DAILY MAIL & GUARDIAN April 14, 1999

New World

Melissa, Microsoft and monocultures
JAMAIS CASCIO advises suits and other Hollywood weasels on what could happen over the next hundred years. He worries about being called a futurist.



I

admit it: I am highly amused that a virus named after a topless dancer from Florida managed to bring the Internet to its (figurative) knees. I can be amused, since I wasn't affected by the virus in the least. Unlike the hapless users who found that a list of porn site passwords had been sent from their machines to fifty of their nearest and dearest friends, I'm on a Mac, and I use Word Perfect and Eudora.

Although the press trumpeted Melissa as the worst Internet attack since the Robert Morris Worm, the truth of the matter is that only computers running a particular combination of Microsoft software were vulnerable in any meaningful way. You had to be running Windows and Word 97 and Outlook e-mail. People who weren't running this combination undoubtedly were sitting back wondering what the fuss was all about.

For those of us who pay attention to such things, the fuss was, at its root, about organizations mandating a certain OS, word processor, and e-mail program for all of their users. Turns out that a lot of the places reporting an infestation of Melissa (and its variants) were corporations and government agencies that had enforced a single standard for computing within their confines. Everyone in the company uses the same system, regardless of whether it's the right tool for the job. No platform - or software - diversity allowed.

In biology, a local environment where only a single organism propagates is called a "monoculture". Usually found in agri-business, particularly forestry, monocultures are very efficient and profitable. An entire stand of trees in a "managed forest" will be of consistent size, wood type, even color, minimizing the waste and maximizing the profit from that acreage.

The problem with monocultures is that they are extremely vulnerable to attack. Monoculture stands are identical plants, sometimes even clones, with identical defenses. Unlike a diverse stand of trees, a disease or infestation can rip right through a monoculture, leaving the entire forest worthless and dying. In a diverse stand, diseases and infestations can be stopped when they don't have an immediate host to jump to; in a monoculture, every adjacent tree is a new host, waiting and vulnerable.

The same can be said for computing environments.

Melissa took advantage of the fact that an increasing number of computers run the same set of Microsoft programs. From the virus' perspective, all of these computers had the same "biology", were the same species. As long as the virus got passed from compatible host to compatible host, it could continue to propagate and thrive. The only way it would stop would be if it found itself on a host that wasn't compatible, that didn't have the right set of Microsoft programs. A Mac, for example, or a network using Lotus Notes, or a user with Word 5 instead of Word 97.

Heterogenous environments are safer from infectious attacks because they don't provide a wealth of identical hosts from which to replicate and spread.

There are very good reasons to standardize on a particular platform or a particular set of applications. It's a more efficient use of tech support time, especially as popular systems become increasingly complex and difficult to support. Standardizing on a given set of programs means not having to worry about incompatible file types. The various deals Microsoft gives to computer manufacturers also comes into play -- why spend money for competing applications if consumers can get this software for "free"?

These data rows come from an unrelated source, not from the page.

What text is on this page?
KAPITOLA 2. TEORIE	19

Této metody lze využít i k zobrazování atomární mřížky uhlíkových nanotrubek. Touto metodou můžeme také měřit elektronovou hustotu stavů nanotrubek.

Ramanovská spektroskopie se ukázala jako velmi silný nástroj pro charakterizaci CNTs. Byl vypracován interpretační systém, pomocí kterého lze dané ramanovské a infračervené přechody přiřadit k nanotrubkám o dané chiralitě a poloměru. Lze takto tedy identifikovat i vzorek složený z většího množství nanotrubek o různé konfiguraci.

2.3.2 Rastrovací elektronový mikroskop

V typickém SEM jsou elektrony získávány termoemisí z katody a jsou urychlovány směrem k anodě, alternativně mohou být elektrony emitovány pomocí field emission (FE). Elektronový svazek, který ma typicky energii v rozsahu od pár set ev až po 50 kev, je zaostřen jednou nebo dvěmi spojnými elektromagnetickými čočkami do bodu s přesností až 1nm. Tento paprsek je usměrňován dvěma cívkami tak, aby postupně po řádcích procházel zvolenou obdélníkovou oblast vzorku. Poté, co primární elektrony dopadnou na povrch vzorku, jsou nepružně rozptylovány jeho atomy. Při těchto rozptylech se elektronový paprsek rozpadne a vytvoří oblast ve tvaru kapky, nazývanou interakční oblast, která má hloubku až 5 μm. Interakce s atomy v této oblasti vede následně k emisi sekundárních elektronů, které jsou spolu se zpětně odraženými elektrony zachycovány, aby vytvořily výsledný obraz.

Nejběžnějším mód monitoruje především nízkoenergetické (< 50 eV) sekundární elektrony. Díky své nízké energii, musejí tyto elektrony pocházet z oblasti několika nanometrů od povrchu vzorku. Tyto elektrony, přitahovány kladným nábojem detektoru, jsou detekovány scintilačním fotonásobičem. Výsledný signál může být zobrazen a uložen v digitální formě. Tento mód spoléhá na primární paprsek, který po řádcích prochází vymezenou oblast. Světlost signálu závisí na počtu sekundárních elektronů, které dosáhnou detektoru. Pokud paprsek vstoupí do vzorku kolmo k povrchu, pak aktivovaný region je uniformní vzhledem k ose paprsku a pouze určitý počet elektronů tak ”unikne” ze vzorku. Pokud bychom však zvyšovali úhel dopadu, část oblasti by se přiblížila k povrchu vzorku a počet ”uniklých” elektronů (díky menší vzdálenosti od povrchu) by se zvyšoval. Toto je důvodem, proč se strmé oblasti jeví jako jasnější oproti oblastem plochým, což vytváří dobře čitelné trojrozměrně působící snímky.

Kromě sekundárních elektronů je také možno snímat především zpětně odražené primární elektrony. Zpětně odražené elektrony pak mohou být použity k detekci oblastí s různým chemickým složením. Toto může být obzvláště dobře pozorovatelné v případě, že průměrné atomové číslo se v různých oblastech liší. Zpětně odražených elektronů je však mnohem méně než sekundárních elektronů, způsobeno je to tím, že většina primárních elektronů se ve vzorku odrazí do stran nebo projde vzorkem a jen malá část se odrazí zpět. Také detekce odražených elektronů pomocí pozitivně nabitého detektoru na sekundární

Add to this the increasingly complex inter-program connections in Microsoft applications. In many situations, the intimate coupling of programming interfaces and dynamic libraries means that applications can work together in a seamless fashion. The problem emerges when this increasing software integration -- reportedly, Windows 2000 will include Outlook as part of the OS -- comes with little or no security. A successful attack on one part of the computer opens up the entire machine, and then the entire network.

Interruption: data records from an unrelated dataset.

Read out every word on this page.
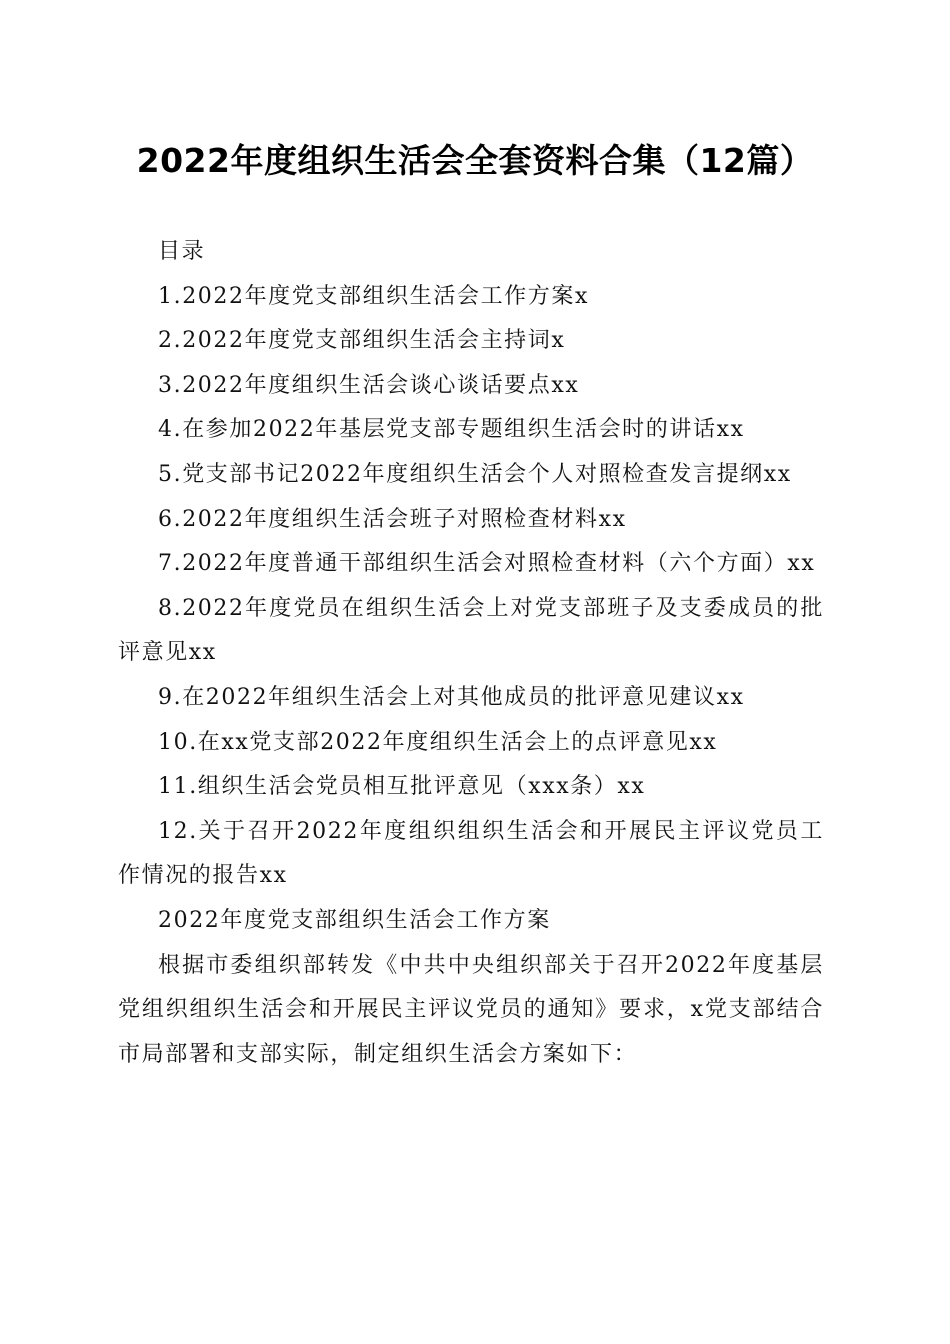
2022年度组织生活会全套资料合集（12篇）

目录

1.2022年度党支部组织生活会工作方案x

2.2022年度党支部组织生活会主持词x

3.2022年度组织生活会谈心谈话要点xx

4.在参加2022年基层党支部专题组织生活会时的讲话xx

5.党支部书记2022年度组织生活会个人对照检查发言提纲xx

6.2022年度组织生活会班子对照检查材料xx

7.2022年度普通干部组织生活会对照检查材料（六个方面）xx

8.2022年度党员在组织生活会上对党支部班子及支委成员的批评意见xx

9.在2022年组织生活会上对其他成员的批评意见建议xx

10.在xx党支部2022年度组织生活会上的点评意见xx

11.组织生活会党员相互批评意见（xxx条）xx

12.关于召开2022年度组织组织生活会和开展民主评议党员工作情况的报告xx

2022年度党支部组织生活会工作方案

根据市委组织部转发《中共中央组织部关于召开2022年度基层党组织组织生活会和开展民主评议党员的通知》要求，x党支部结合市局部署和支部实际，制定组织生活会方案如下：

The appalling aspect of the Melissa macro virus is not that it got loose, but that it was possible at all. Why is it that a word processing document can grab a copy of your address book and send out copies of itself under your name without you even knowing about it? Why is this situation tolerated?

Lest I be accused of gratuitous Microsoft-bashing, let me quickly acknowledge that an all-Macintosh or all-Unix environment would potentially be just as vulnerable to monoculture attacks as an all-Windows office, if there were the same sort of aggressive development of Mac or Unix viruses.

The reality of the world, however, is that Microsoft has come to dominate a growing set of digital environmental niches. The relentless spread of a single platform, steadily incorporating more and more interrelated "features", marginalizes, pushes out, and finally kills its ecological competition, in turn creating the very monocultures that leave the software vulnerable to subversion. We should not be surprised by the appearance of Melissa. Instead, we should take it as a friendly warning.

© Daily Mail & Guardian - 14 April 1999


* Jamais Cascio is a consultant and writer specializing in scenarios of how we may live over the next century. His clients have included mainstream corporations, film and television producers. He has written for many publications, including Wired and TIME, and is currently working on a screenplay. He is an active member of the oldest and most influential online community, The Well, and believes that new technologies are pushing people into new social, economic and political realms.